Уместно вспомнить и про ту активность, которую проявлял Жорес в Государственной Думе, где в полной мере проявил твёрдость характера, проголосовав против так называемого «закона Димы Яковлева», в числе всего восьми против проголосовавших «за» 420.
Уже весьма пожилой, Жорес проявил огромную энергию в борьбе за сохранение Академии наук после принятия в 2013 закона, способного нанести ей непоправимый вред. Он участвовал в митингах протеста, дал ряд интервью, в которых весьма резко критиковал высшее руководство РФ. В 2013 баллотировался на пост президента РАН и, получив 345 голосов, занял второе место.
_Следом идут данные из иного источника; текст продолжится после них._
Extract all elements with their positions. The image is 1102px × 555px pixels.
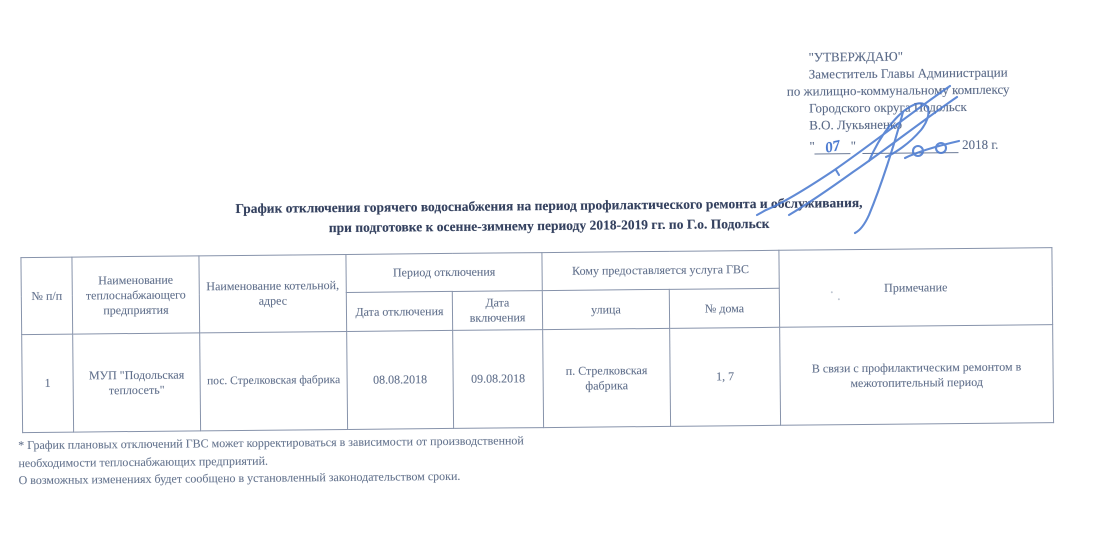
cell-house: 1, 7: [669, 327, 781, 427]
cell-date-off: 08.08.2018: [346, 330, 454, 430]
page-title: График отключения горячего водоснабжения…: [0, 191, 1100, 242]
header-date-off: Дата отключения: [346, 291, 453, 332]
approval-line-name: В.О. Лукьяненко: [809, 116, 903, 133]
cell-note: В связи с профилактическим ремонтом в ме…: [779, 324, 1054, 426]
cell-date-on: 09.08.2018: [452, 329, 544, 429]
date-year: 2018 г.: [961, 136, 999, 153]
header-boiler: Наименование котельной, адрес: [198, 254, 347, 333]
header-service: Кому предоставляется услуга ГВС: [541, 250, 780, 291]
table-header-row-1: № п/п Наименование теплоснабжающего пред…: [20, 247, 1053, 335]
scan-speck: [837, 298, 840, 301]
header-note: Примечание: [778, 247, 1053, 328]
cell-boiler: пос. Стрелковская фабрика: [199, 331, 348, 431]
handwritten-day: 07: [823, 137, 842, 157]
header-num: № п/п: [20, 257, 73, 335]
cell-company: МУП "Подольская теплосеть": [72, 332, 201, 433]
shutdown-schedule-table: № п/п Наименование теплоснабжающего пред…: [20, 247, 1054, 433]
header-period: Период отключения: [345, 252, 543, 293]
footnote: * График плановых отключений ГВС может к…: [18, 431, 618, 489]
table-row: 1 МУП "Подольская теплосеть" пос. Стрелк…: [21, 324, 1054, 433]
date-month-blank: [861, 137, 959, 155]
cell-street: п. Стрелковская фабрика: [542, 328, 671, 428]
date-day-slot: 07: [814, 138, 851, 157]
scan-speck: [830, 291, 833, 294]
approval-date-line: " 07 " 2018 г.: [809, 135, 1057, 157]
header-date-on: Дата включения: [452, 290, 543, 331]
header-street: улица: [542, 289, 670, 330]
header-house: № дома: [669, 288, 780, 329]
approval-block: "УТВЕРЖДАЮ" Заместитель Главы Администра…: [786, 46, 1057, 157]
date-close-quote: ": [850, 138, 857, 154]
cell-num: 1: [21, 334, 74, 433]
header-company: Наименование теплоснабжающего предприяти…: [71, 255, 200, 335]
Мне это казалось существенной переоценкой собственных сил, но, прочитав его программу, убедился, что он был лучшим из кандидатов.
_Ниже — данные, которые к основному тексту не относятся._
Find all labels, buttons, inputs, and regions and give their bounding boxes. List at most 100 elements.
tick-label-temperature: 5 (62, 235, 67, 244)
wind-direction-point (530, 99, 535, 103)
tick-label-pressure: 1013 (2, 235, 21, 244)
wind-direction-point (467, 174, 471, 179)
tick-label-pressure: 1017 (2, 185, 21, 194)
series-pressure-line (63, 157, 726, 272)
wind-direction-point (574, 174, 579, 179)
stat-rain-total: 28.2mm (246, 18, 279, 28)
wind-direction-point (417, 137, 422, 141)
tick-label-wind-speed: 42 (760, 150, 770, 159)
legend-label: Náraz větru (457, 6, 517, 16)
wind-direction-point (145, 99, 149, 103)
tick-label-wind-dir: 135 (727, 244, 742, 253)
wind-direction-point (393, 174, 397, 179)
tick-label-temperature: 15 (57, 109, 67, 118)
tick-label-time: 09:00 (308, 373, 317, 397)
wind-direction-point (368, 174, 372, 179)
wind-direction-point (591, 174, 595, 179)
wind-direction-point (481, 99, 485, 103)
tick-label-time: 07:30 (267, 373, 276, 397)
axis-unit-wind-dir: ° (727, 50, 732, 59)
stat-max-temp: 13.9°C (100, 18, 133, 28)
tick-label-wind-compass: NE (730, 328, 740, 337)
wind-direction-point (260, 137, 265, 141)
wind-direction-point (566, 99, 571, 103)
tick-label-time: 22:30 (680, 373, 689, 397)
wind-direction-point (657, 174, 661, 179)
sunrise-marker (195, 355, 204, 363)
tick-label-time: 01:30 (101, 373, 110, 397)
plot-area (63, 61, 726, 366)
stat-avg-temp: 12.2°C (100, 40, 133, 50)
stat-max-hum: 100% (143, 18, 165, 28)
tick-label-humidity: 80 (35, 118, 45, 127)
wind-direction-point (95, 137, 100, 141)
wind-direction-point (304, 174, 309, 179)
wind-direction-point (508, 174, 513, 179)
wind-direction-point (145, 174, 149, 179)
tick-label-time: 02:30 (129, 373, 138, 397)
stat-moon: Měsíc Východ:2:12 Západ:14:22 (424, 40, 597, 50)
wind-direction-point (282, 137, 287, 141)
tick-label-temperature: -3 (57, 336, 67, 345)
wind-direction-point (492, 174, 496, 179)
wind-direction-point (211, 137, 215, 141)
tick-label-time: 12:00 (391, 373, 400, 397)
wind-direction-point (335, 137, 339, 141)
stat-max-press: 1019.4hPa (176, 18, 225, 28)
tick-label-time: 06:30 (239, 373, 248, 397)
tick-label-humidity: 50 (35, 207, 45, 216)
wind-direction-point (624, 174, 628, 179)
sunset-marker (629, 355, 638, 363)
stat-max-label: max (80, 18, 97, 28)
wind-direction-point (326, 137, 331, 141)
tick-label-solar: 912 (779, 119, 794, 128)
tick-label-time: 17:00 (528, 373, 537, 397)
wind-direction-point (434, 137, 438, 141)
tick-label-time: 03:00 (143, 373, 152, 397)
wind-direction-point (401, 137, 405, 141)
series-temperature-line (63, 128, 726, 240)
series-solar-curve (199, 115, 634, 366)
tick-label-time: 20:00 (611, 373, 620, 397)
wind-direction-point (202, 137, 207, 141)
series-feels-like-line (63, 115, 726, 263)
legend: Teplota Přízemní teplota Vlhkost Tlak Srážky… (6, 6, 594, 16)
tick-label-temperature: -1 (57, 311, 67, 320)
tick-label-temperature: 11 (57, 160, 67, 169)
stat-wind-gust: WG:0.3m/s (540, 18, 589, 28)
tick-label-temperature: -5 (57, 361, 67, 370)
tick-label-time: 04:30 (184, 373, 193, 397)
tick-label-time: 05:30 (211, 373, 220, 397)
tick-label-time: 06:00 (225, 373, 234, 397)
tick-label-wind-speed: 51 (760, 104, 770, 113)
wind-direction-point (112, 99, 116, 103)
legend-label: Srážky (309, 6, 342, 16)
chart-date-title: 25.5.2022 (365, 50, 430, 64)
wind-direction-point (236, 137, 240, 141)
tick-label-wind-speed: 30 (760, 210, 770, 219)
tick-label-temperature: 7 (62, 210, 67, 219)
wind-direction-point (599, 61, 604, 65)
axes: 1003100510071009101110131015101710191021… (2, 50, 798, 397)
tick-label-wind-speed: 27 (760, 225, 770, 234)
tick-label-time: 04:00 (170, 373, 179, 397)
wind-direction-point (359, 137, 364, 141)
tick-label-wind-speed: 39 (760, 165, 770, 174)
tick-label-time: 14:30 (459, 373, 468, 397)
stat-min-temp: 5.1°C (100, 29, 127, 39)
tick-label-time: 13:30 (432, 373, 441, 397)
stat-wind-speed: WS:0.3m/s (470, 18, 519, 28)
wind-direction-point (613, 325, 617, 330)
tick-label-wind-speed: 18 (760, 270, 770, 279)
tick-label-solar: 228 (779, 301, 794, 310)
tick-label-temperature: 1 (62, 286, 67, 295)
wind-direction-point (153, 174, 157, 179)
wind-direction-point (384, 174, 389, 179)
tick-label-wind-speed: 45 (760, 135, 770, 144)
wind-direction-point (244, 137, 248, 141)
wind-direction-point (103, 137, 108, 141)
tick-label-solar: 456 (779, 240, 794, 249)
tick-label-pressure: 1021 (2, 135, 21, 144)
Распад СССР, последующие изменения в РФ только укрепили, как это ни странно для прирождённого исследователя – физика, его прокоммунистические воззрения. Проявлявшиеся неоднократно до того, они нашли сравнительно недавно своё концентрированное выражение в нескольких докладах, посвящённых изложению и комментированию статьи А. Эйнштейна «Почему социализм?», написанной в 1949. Мои возражения отражены в статье конца 2017 «Почему не социализм?». Жорес получал мою рассылку, статьи, насколько знаю, распечатывались и передавались ему секретарём. Читал ли он эту статью – не знаю. На мой взгляд, Жорес сильно переоценивал роль СССР как двигателя международного научного соревнования. Это отражено и в его, насколько знаю, последнем интервью «Инопланетный разум оказался слабее земного», опубликованном в в № 37 от 20.09.18 газеты «Аргументы недели». Очень многое в этом интервью вызывает несогласие, но в первую очередь мысль о важнейшей роли соревнования СССР с США и Западом как двигателя научного прогресса. Экспериментом, проходящим уже свыше тридцати лет, эта мысль не подтверждается – наука в США и на Западе прекрасно развивается и без конфронтации времён «холодной войны» с СССР. Однако глубоко впечатляет неиссякаемая энергия автора интервью, энергия, которой, как мне казалось, нет предела во времени.
***
Когда умер Хрущёв, его семья, к удивлению многих, пригласила скульптора Э. Неизвестного создать памятник. Острейшие столкновения скульптора с Хрущёвым были общеизвестны. Однако он создал знаменитый бело-чёрный монумент, как воплощение в камне принципа, согласно которому об ушедшем надо говорить и хорошо, и всю правду. Этому я старался следовать в своей заметке.